Italiani, Curdi, una faccia una razza.
“Non abbia paura di perdere il treno. Questa città è piccolissima e la conosco come le mie tasche! In dieci minuti vado da una parte all’altra!”
Ha gli occhi chiarissimi, quasi trasparenti, color vetro. Come i miei.
È in su con gli anni e ha corti capelli bianchi. Come i miei.
Non la smette di parlare.
Come me.
“Sa che oggi è la festa della donna? Al mio paese avremmo fatto enormi sfilate!”
“Da dove viene?”
“Dal Kurdistan”.
“Davvero? Pensi, il mio dentista viene dall’Armenia!”
Esclamo come se l`Armenia si trovasse dietro l`angolo.
“Con gli armeni dividiamo tristi storie, noi curdi…”
Mi dice un pochino commosso.
“Noi e loro… tutti hanno cercato di cancellarci, un pochino ci sono riusciti, ma mica del tutto, sa? Adesso faranno degli scavi, dalle mie parti e ritroveranno quello che hanno cancellato, allora sarò felice, ah sì, sarò felice!”

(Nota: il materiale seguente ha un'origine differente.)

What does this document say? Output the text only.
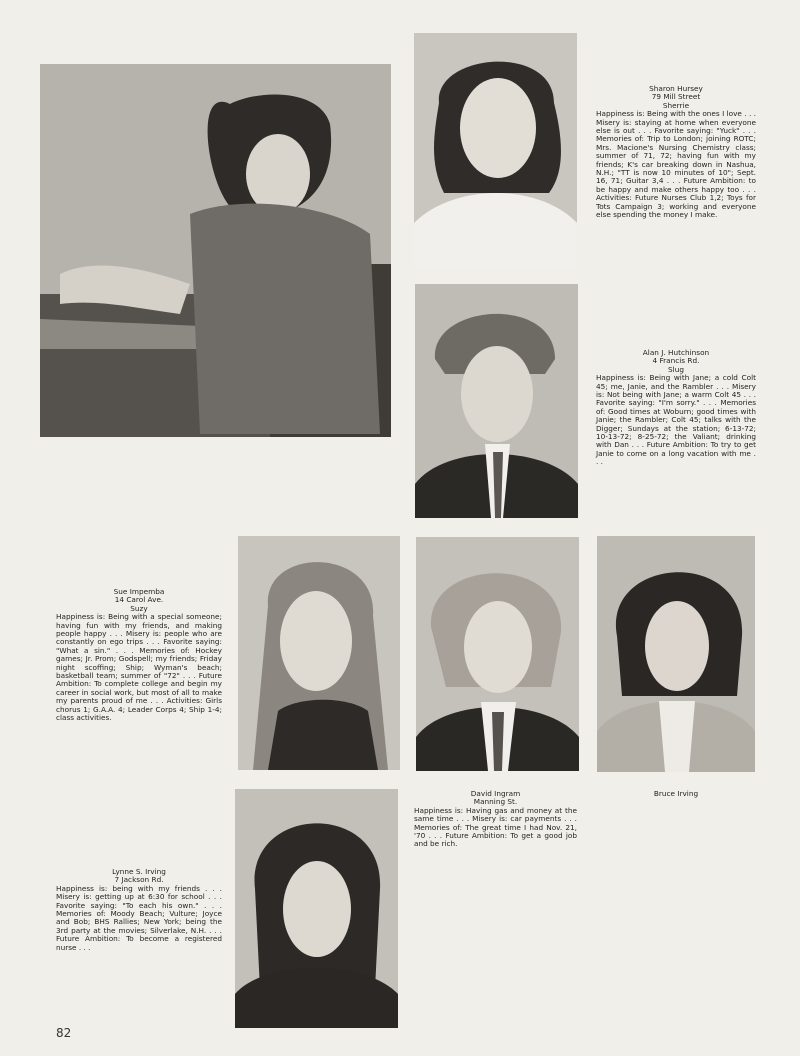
Sharon Hursey
79 Mill Street
Sherrie
Happiness is: Being with the ones I love . . . Misery is: staying at home when everyone else is out . . . Favorite saying: "Yuck" . . . Memories of: Trip to London; joining ROTC; Mrs. Macione's Nursing Chemistry class; summer of 71, 72; having fun with my friends; K's car breaking down in Nashua, N.H.; "TT is now 10 minutes of 10"; Sept. 16, 71; Guitar 3,4 . . . Future Ambition: to be happy and make others happy too . . . Activities: Future Nurses Club 1,2; Toys for Tots Campaign 3; working and everyone else spending the money I make.
Alan J. Hutchinson
4 Francis Rd.
Slug
Happiness is: Being with Jane; a cold Colt 45; me, Janie, and the Rambler . . . Misery is: Not being with Jane; a warm Colt 45 . . . Favorite saying: "I'm sorry." . . . Memories of: Good times at Woburn; good times with Janie; the Rambler; Colt 45; talks with the Digger; Sundays at the station; 6-13-72; 10-13-72; 8-25-72; the Valiant; drinking with Dan . . . Future Ambition: To try to get Janie to come on a long vacation with me . . .
Sue Impemba
14 Carol Ave.
Suzy
Happiness is: Being with a special someone; having fun with my friends, and making people happy . . . Misery is: people who are constantly on ego trips . . . Favorite saying: "What a sin." . . . Memories of: Hockey games; Jr. Prom; Godspell; my friends; Friday night scoffing; Ship; Wyman's beach; basketball team; summer of "72" . . . Future Ambition: To complete college and begin my career in social work, but most of all to make my parents proud of me . . . Activities: Girls chorus 1; G.A.A. 4; Leader Corps 4; Ship 1-4; class activities.
David Ingram
Manning St.
Happiness is: Having gas and money at the same time . . . Misery is: car payments . . . Memories of: The great time I had Nov. 21, '70 . . . Future Ambition: To get a good job and be rich.
Bruce Irving
Lynne S. Irving
7 Jackson Rd.
Happiness is: being with my friends . . . Misery is: getting up at 6:30 for school . . . Favorite saying: "To each his own." . . . Memories of: Moody Beach; Vulture; Joyce and Bob; BHS Rallies; New York; being the 3rd party at the movies; Silverlake, N.H. . . . Future Ambition: To become a registered nurse . . .
82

Annuisco e guardo questo curdo, che guida il taxi a Södertälje, e mi parla in svedese, e un pochino mi somiglia.
“E lei di dov’è?”
“Italia.”
“Lo sapevo! Era chiaro! Siamo troppo uguali! Ma lo sa che se fa un cerchio che passa dal Kurdistan e fa il giro della terra tocca esattamente l’Italia? Siamo la stessa gente!
Abbiamo la stessa faccia!”
Mi viene da sorridere a pensare quanta gente, di tutti i paesi, mi abbia detto che abbiamo esattamente la stessa faccia.
Popolo bastardo e mescolato, biondo, moro, scuro, chiaro, normanno, greco, lombardo, etrusco, romano, spagnolo, arabo…
Quanta gente tutta insieme nel nostro viso.
L’India, l’Armenia, l’Iran, la Turchia, la Grecia, il Magreb, la penisola Iberica, persino la Germania e la Danimarca sono stati in Italia.
E il risultato è la mia faccia, uguale a quella di un curdo che dal centro di una piccola cittadina dello Svealand mi accompagna al treno per Stoccolma Centrale.